Roma, 14 giu. - (Adnkronos) - Sara' difficile per il Pdl, e per l'area di maggioranza in generale, 'trattare' il risultato delle amministrative in Sicilia come il referendum. Difficile evitare una interpretazione politica di un voto che, tra le altre cose, ha visto concretizzarsi l'alternativa di governo. Perche' a uscire vincitori dai ballottaggi sono stati sostanzialmente i candidati sostenuti da coalizioni di centrosinistra, con caratteristiche che vanno dal caso record di Lentini (Alfio Mangiameli confermato sindaco con il sostegno di Fds, Pd, Mpa, Udc e Fli) fino a quello altamente simbolico di Bagheria (sindaco l'Udc Vincenzo Giuseppe Lo Meo appoggiato da Fli e centrosinistra), citta' che diede di natali a Renato Guttuso ma anche feudo elettorale del ministro Saverio Romano.

L'Udc e' stato il primo, gia' ieri, a cantare vittoria con Pier Ferdinando Casini, enfatizzando l'aspetto dell'alleanza con il Partito democratico. Ma anche il Pd oggi ha sottolineato il significato del successo: "Una bella vittoria, che conferma nel migliore dei modi la lungimiranza e l'efficacia della linea politica espressa dal Pd siciliano, guidato da Giuseppe Lupo. E che indica con limpidezza quale sia la strada da seguire a pochi giorni dall'assemblea regionale del partito'', ha detto Sergio D'Antoni, deputato siciliano e responsabile Organizzazione e del territorio.

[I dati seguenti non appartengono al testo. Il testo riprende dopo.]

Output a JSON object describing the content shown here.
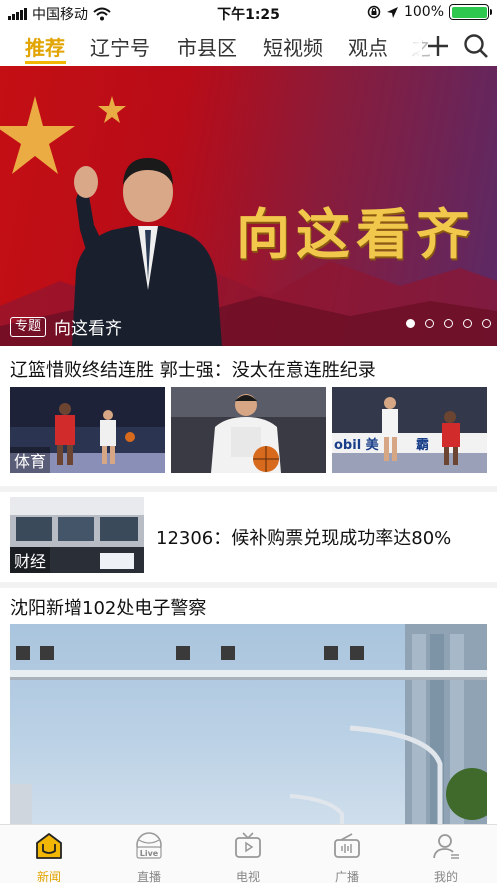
{
  "status_bar": {
    "carrier": "中国移动",
    "time": "下午1:25",
    "battery_percent": "100%",
    "battery_level": 1.0
  },
  "tabs": {
    "items": [
      "推荐",
      "辽宁号",
      "市县区",
      "短视频",
      "观点",
      "之"
    ],
    "active_index": 0,
    "accent_color": "#e2a400"
  },
  "toolbar": {
    "add_icon": "plus-icon",
    "search_icon": "search-icon"
  },
  "hero": {
    "title": "向这看齐",
    "tag": "专题",
    "caption": "向这看齐",
    "page_count": 5,
    "active_page": 0
  },
  "news": [
    {
      "title": "辽篮惜败终结连胜 郭士强：没太在意连胜纪录",
      "category": "体育",
      "sponsor_text": "obil 美",
      "sponsor_text_2": "霸"
    },
    {
      "title": "12306：候补购票兑现成功率达80%",
      "category": "财经"
    },
    {
      "title": "沈阳新增102处电子警察"
    }
  ],
  "bottom_nav": {
    "items": [
      {
        "label": "新闻",
        "icon": "news-icon"
      },
      {
        "label": "直播",
        "icon": "live-icon",
        "badge": "Live"
      },
      {
        "label": "电视",
        "icon": "tv-icon"
      },
      {
        "label": "广播",
        "icon": "radio-icon"
      },
      {
        "label": "我的",
        "icon": "profile-icon"
      }
    ],
    "active_index": 0,
    "active_color": "#e2a400"
  }
}
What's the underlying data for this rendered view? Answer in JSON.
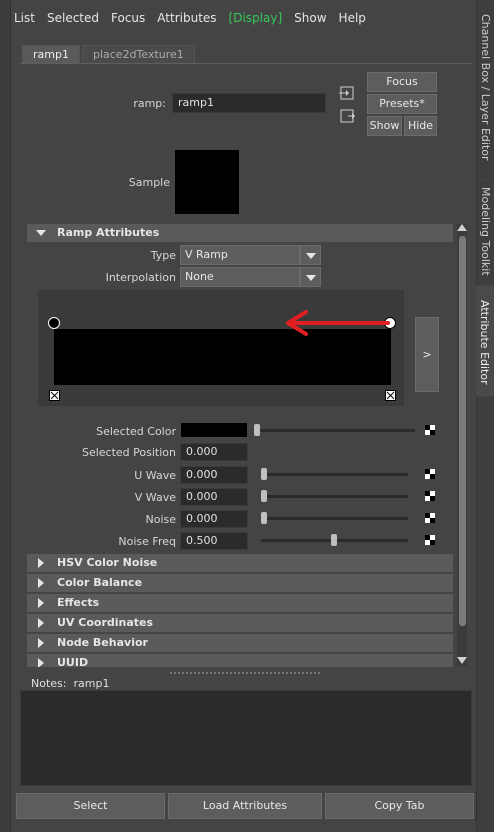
{
  "menu": [
    "List",
    "Selected",
    "Focus",
    "Attributes",
    "Display",
    "Show",
    "Help"
  ],
  "menu_active_index": 4,
  "tabs": [
    "ramp1",
    "place2dTexture1"
  ],
  "active_tab": 0,
  "node": {
    "label": "ramp:",
    "value": "ramp1",
    "buttons": {
      "focus": "Focus",
      "presets": "Presets*",
      "show": "Show",
      "hide": "Hide"
    }
  },
  "sample": {
    "label": "Sample",
    "color": "#000000"
  },
  "ramp_attributes": {
    "title": "Ramp Attributes",
    "type": {
      "label": "Type",
      "value": "V Ramp"
    },
    "interpolation": {
      "label": "Interpolation",
      "value": "None"
    },
    "expand_button": ">",
    "selected_color": {
      "label": "Selected Color",
      "color": "#000000"
    },
    "selected_position": {
      "label": "Selected Position",
      "value": "0.000"
    },
    "u_wave": {
      "label": "U Wave",
      "value": "0.000"
    },
    "v_wave": {
      "label": "V Wave",
      "value": "0.000"
    },
    "noise": {
      "label": "Noise",
      "value": "0.000"
    },
    "noise_freq": {
      "label": "Noise Freq",
      "value": "0.500"
    }
  },
  "sections": [
    "HSV Color Noise",
    "Color Balance",
    "Effects",
    "UV Coordinates",
    "Node Behavior",
    "UUID"
  ],
  "notes": {
    "label": "Notes:",
    "value": "ramp1"
  },
  "bottom_buttons": {
    "select": "Select",
    "load": "Load Attributes",
    "copy": "Copy Tab"
  },
  "side_tabs": [
    "Channel Box / Layer Editor",
    "Modeling Toolkit",
    "Attribute Editor"
  ],
  "colors": {
    "accent_green": "#36c85a",
    "arrow_red": "#e02020"
  }
}
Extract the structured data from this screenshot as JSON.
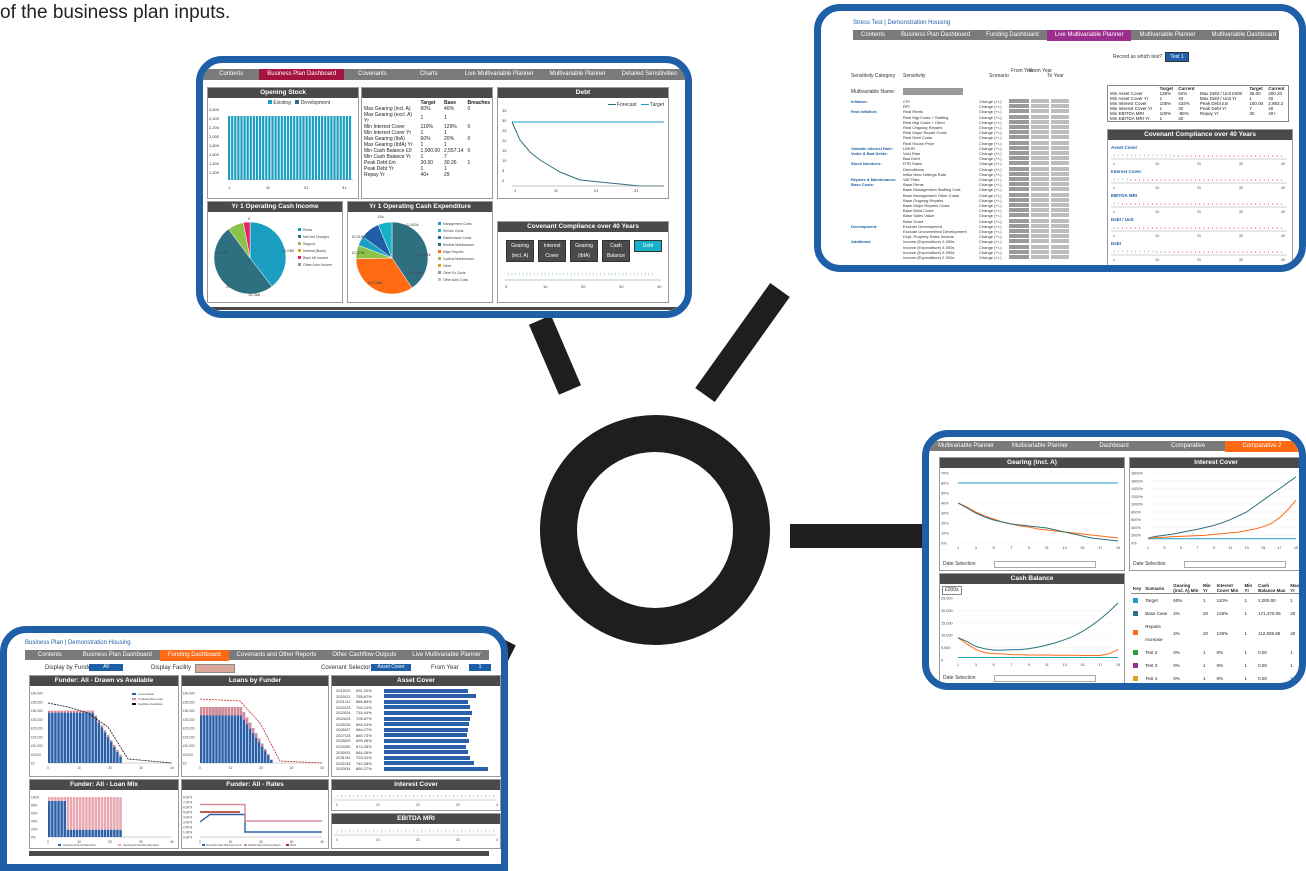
{
  "headline": "of the business plan inputs.",
  "colors": {
    "border": "#1f5fa8",
    "teal": "#1a8fa8",
    "orange": "#ff6a13",
    "dark": "#4a4a4a",
    "grey": "#7a7a7a",
    "pink": "#d98a95",
    "green": "#2e9e3e"
  },
  "card_dashboard": {
    "tabs": [
      "Contents",
      "Business Plan Dashboard",
      "Covenants",
      "Charts",
      "Live Multivariable Planner",
      "Multivariable Planner",
      "Detailed Sensitivities"
    ],
    "opening_stock": {
      "title": "Opening Stock",
      "legend": [
        "Existing",
        "Development"
      ],
      "y_ticks": [
        "2,600",
        "2,400",
        "2,200",
        "2,000",
        "1,800",
        "1,600",
        "1,400",
        "1,200"
      ],
      "x_ticks": [
        "1",
        "11",
        "21",
        "31"
      ]
    },
    "covenants": {
      "headers": [
        "Target",
        "Base",
        "Breaches"
      ],
      "rows": [
        [
          "Max Gearing (incl. A)",
          "60%",
          "40%",
          "0"
        ],
        [
          "Max Gearing (excl. A) Yr",
          "1",
          "1",
          ""
        ],
        [
          "Min Interest Cover",
          "110%",
          "129%",
          "0"
        ],
        [
          "Min Interest Cover Yr",
          "1",
          "1",
          ""
        ],
        [
          "Max Gearing (IbA)",
          "60%",
          "20%",
          "0"
        ],
        [
          "Max Gearing (IbfA) Yr",
          "1",
          "1",
          ""
        ],
        [
          "Min Cash Balance £0",
          "1,000.00",
          "2,557.14",
          "0"
        ],
        [
          "Min Cash Balance Yr",
          "1",
          "7",
          ""
        ],
        [
          "Peak Debt £m",
          "30.00",
          "30.26",
          "1"
        ],
        [
          "Peak Debt Yr",
          "1",
          "1",
          ""
        ],
        [
          "Repay Yr",
          "40+",
          "29",
          ""
        ]
      ]
    },
    "debt": {
      "title": "Debt",
      "legend": [
        "Forecast",
        "Target"
      ],
      "y_ticks": [
        "35",
        "30",
        "25",
        "20",
        "15",
        "10",
        "5",
        "0"
      ],
      "x_ticks": [
        "1",
        "11",
        "21",
        "31"
      ]
    },
    "income": {
      "title": "Yr 1 Operating Cash Income",
      "legend": [
        "Rents",
        "Net Net Charges",
        "Support",
        "Interest (Bank)",
        "Bank Mf Income",
        "Other Adm Income"
      ],
      "labels": [
        "2,207",
        "12,089",
        "15,368",
        "20",
        "0"
      ]
    },
    "expenditure": {
      "title": "Yr 1 Operating Cash Expenditure",
      "legend": [
        "Management Costs",
        "Service Costs",
        "Maintenance Costs",
        "Routine Maintenance",
        "Major Repairs",
        "Cyclical Maintenance",
        "Other",
        "Other Ex Costs",
        "Other Adm Costs"
      ],
      "labels": [
        "£1,600k",
        "£3,296k",
        "£2,318k",
        "£15,366k",
        "£12,889k",
        "£0k",
        "£2,378k"
      ]
    },
    "compliance": {
      "title": "Covenant Compliance over 40 Years",
      "buttons": [
        "Gearing (incl. A)",
        "Interest Cover",
        "Gearing (ibfA)",
        "Cash Balance",
        "Debt"
      ],
      "x_ticks": [
        "0",
        "10",
        "20",
        "30",
        "40"
      ]
    }
  },
  "card_stress": {
    "breadcrumb": "Stress Test",
    "org": "Demonstration Housing",
    "tabs": [
      "Contents",
      "Business Plan Dashboard",
      "Funding Dashboard",
      "Live Multivariable Planner",
      "Multivariable Planner",
      "Multivariable Dashboard"
    ],
    "record_label": "Record as which test?",
    "record_button": "Test 1",
    "col_headers": [
      "Sensitivity Category",
      "Sensitivity",
      "Scenario",
      "From Year",
      "From Year",
      "To Year"
    ],
    "multivariable_name": "Multivariable Name:",
    "sub_headers": [
      "Change 1",
      "Change 2",
      "Change 1 applied",
      "Change 2 applied"
    ],
    "categories": [
      {
        "cat": "Inflation:",
        "items": [
          "CPI",
          "RPI"
        ]
      },
      {
        "cat": "Real Inflation:",
        "items": [
          "Real Rents",
          "Real Mgt Costs + Staffing",
          "Real Mgt Costs + Other",
          "Real Ongoing Repairs",
          "Real Major Repair Costs",
          "Real Debt Costs",
          "Real House Price"
        ]
      },
      {
        "cat": "Variable Interest Rate:",
        "items": [
          "LIBOR"
        ]
      },
      {
        "cat": "Voids & Bad Debts:",
        "items": [
          "Void Rate",
          "Bad Debt"
        ]
      },
      {
        "cat": "Stock Numbers:",
        "items": [
          "RTB Sales",
          "Demolitions",
          "Initial New Lettings Rate"
        ]
      },
      {
        "cat": "Repairs & Maintenance:",
        "items": [
          "VAT Rate"
        ]
      },
      {
        "cat": "Base Costs:",
        "items": [
          "Base Rents",
          "Base Management Staffing Cost",
          "Base Management Other Costs",
          "Base Ongoing Repairs",
          "Base Major Repairs Costs",
          "Base Build Costs",
          "Base Sales Value",
          "Base Grant"
        ]
      },
      {
        "cat": "Development:",
        "items": [
          "Exclude Development",
          "Exclude Uncommitted Development",
          "Dvpt. Property Sales Income"
        ]
      },
      {
        "cat": "Additional",
        "items": [
          "Income (Expenditure) £ 000s",
          "Income (Expenditure) £ 000s",
          "Income (Expenditure) £ 000s",
          "Income (Expenditure) £ 000s"
        ]
      }
    ],
    "change_label": "Change (+/-)",
    "summary_headers": [
      "Target",
      "Current",
      "Target",
      "Current"
    ],
    "summary_rows": [
      [
        "Min Asset Cover",
        "125%",
        "54%",
        "Max Debt / Unit £000",
        "35.00",
        "300.20"
      ],
      [
        "Min Asset Cover Yr",
        "1",
        "40",
        "Max Debt / Unit Yr",
        "1",
        "40"
      ],
      [
        "Min Interest Cover",
        "105%",
        "434%",
        "Peak Debt £m",
        "150.00",
        "2,983.2"
      ],
      [
        "Min Interest Cover Yr",
        "1",
        "32",
        "Peak Debt Yr",
        "7",
        "40"
      ],
      [
        "Min EBITDA MRI",
        "100%",
        "-85%",
        "Repay Yr",
        "30",
        "40+"
      ],
      [
        "Min EBITDA MRI Yr",
        "1",
        "32",
        "",
        "",
        ""
      ]
    ],
    "compliance_title": "Covenant Compliance over 40 Years",
    "compliance_rows": [
      "Asset Cover",
      "Interest Cover",
      "EBITDA MRI",
      "Debt / Unit",
      "Debt"
    ],
    "x_ticks": [
      "1",
      "10",
      "20",
      "30",
      "40"
    ]
  },
  "card_funding": {
    "breadcrumb": "Business Plan",
    "org": "Demonstration Housing",
    "tabs": [
      "Contents",
      "Business Plan Dashboard",
      "Funding Dashboard",
      "Covenants and Other Reports",
      "Other Cashflow Outputs",
      "Live Multivariable Planner"
    ],
    "display_funder_label": "Display by Funder",
    "display_funder_value": "All",
    "display_facility_label": "Display Facility",
    "covenant_selector_label": "Covenant Selector",
    "covenant_selector_value": "Asset Cover",
    "from_year_label": "From Year",
    "from_year_value": "1",
    "panel1": {
      "title": "Funder: All - Drawn vs Available",
      "legend": [
        "Loan Drawn",
        "Undrawn/Net Loan",
        "Facilities Available"
      ],
      "y_ticks": [
        "£40,000",
        "£35,000",
        "£30,000",
        "£25,000",
        "£20,000",
        "£15,000",
        "£10,000",
        "£5,000",
        "£0"
      ]
    },
    "panel2": {
      "title": "Loans by Funder",
      "y_ticks": [
        "£40,000",
        "£35,000",
        "£30,000",
        "£25,000",
        "£20,000",
        "£15,000",
        "£10,000",
        "£5,000",
        "£0"
      ]
    },
    "asset_cover": {
      "title": "Asset Cover",
      "rows": [
        [
          "2019/20",
          "691.20%"
        ],
        [
          "2020/21",
          "755.87%"
        ],
        [
          "2021/22",
          "686.85%"
        ],
        [
          "2022/23",
          "704.21%"
        ],
        [
          "2023/24",
          "716.44%"
        ],
        [
          "2024/25",
          "705.87%"
        ],
        [
          "2025/26",
          "694.24%"
        ],
        [
          "2026/27",
          "684.27%"
        ],
        [
          "2027/28",
          "680.73%"
        ],
        [
          "2028/29",
          "695.28%"
        ],
        [
          "2029/30",
          "674.28%"
        ],
        [
          "2030/31",
          "684.28%"
        ],
        [
          "2031/32",
          "703.31%"
        ],
        [
          "2032/33",
          "740.28%"
        ],
        [
          "2033/34",
          "850.27%"
        ]
      ]
    },
    "panel3": {
      "title": "Funder: All - Loan Mix",
      "y_ticks": [
        "100%",
        "80%",
        "60%",
        "40%",
        "20%",
        "0%"
      ],
      "legend": [
        "Opening All Fixed Rate Debt",
        "Opening All Variable Rate Debt"
      ]
    },
    "panel4": {
      "title": "Funder: All - Rates",
      "y_ticks": [
        "8.00%",
        "7.00%",
        "6.00%",
        "5.00%",
        "4.00%",
        "3.00%",
        "2.00%",
        "1.00%",
        "0.00%"
      ],
      "legend": [
        "Fixed Rate Debt Wtd Avg Interest",
        "Variable Rate Debt Avg Margin",
        "WCR"
      ]
    },
    "interest_cover": {
      "title": "Interest Cover"
    },
    "ebitda": {
      "title": "EBITDA MRI"
    },
    "x_ticks": [
      "0",
      "10",
      "20",
      "30",
      "40"
    ]
  },
  "card_compare": {
    "tabs": [
      "Multivariable Planner",
      "Multivariable Planner",
      "Dashboard",
      "Comparative",
      "Comparative 2"
    ],
    "gearing": {
      "title": "Gearing (incl. A)",
      "y_ticks": [
        "70%",
        "60%",
        "50%",
        "40%",
        "30%",
        "20%",
        "10%",
        "0%"
      ],
      "x_ticks": [
        "1",
        "3",
        "5",
        "7",
        "9",
        "11",
        "13",
        "15",
        "17",
        "19"
      ]
    },
    "interest": {
      "title": "Interest Cover",
      "y_ticks": [
        "1800%",
        "1600%",
        "1400%",
        "1200%",
        "1000%",
        "800%",
        "600%",
        "400%",
        "200%",
        "0%"
      ],
      "x_ticks": [
        "1",
        "3",
        "5",
        "7",
        "9",
        "11",
        "13",
        "15",
        "17",
        "19"
      ]
    },
    "cash": {
      "title": "Cash Balance",
      "badge": "£000s",
      "y_ticks": [
        "25,000",
        "20,000",
        "15,000",
        "10,000",
        "5,000",
        "0"
      ],
      "x_ticks": [
        "1",
        "3",
        "5",
        "7",
        "9",
        "11",
        "13",
        "15",
        "17",
        "19"
      ]
    },
    "date_selection": "Date Selection",
    "table_headers": [
      "Key",
      "Scenario",
      "Gearing (incl. A) Min",
      "Min Yr",
      "Interest Cover Min",
      "Min Yr",
      "Cash Balance Max",
      "Max Yr"
    ],
    "table_rows": [
      {
        "color": "#1a9ec2",
        "cells": [
          "Target",
          "60%",
          "1",
          "110%",
          "1",
          "1,000.00",
          "1"
        ]
      },
      {
        "color": "#2e6f80",
        "cells": [
          "Base Case",
          "2%",
          "20",
          "129%",
          "1",
          "171,470.05",
          "40"
        ]
      },
      {
        "color": "#ff6a13",
        "cells": [
          "Repairs Increase",
          "2%",
          "20",
          "129%",
          "1",
          "112,608.95",
          "40"
        ]
      },
      {
        "color": "#2e9e3e",
        "cells": [
          "Test 2",
          "0%",
          "1",
          "0%",
          "1",
          "0.00",
          "1"
        ]
      },
      {
        "color": "#9b2d8f",
        "cells": [
          "Test 3",
          "0%",
          "1",
          "0%",
          "1",
          "0.00",
          "1"
        ]
      },
      {
        "color": "#e0a020",
        "cells": [
          "Test 4",
          "0%",
          "1",
          "0%",
          "1",
          "0.00",
          "1"
        ]
      }
    ]
  }
}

"Lo schiaffo al Pdl e' sonoro. L'alternativa alla destra berlusconiana vince ovunque il Partito democratico si e' saputo porre al centro di uno schieramento che va dal Terzo polo a Sinistra e liberta'. Un elemento importantissimo e di rilevanza nazionale, da cui deve partire necessariamente la riflessione dell'assemblea del 19 giugno'', ha aggiunto D'Antoni. (segue)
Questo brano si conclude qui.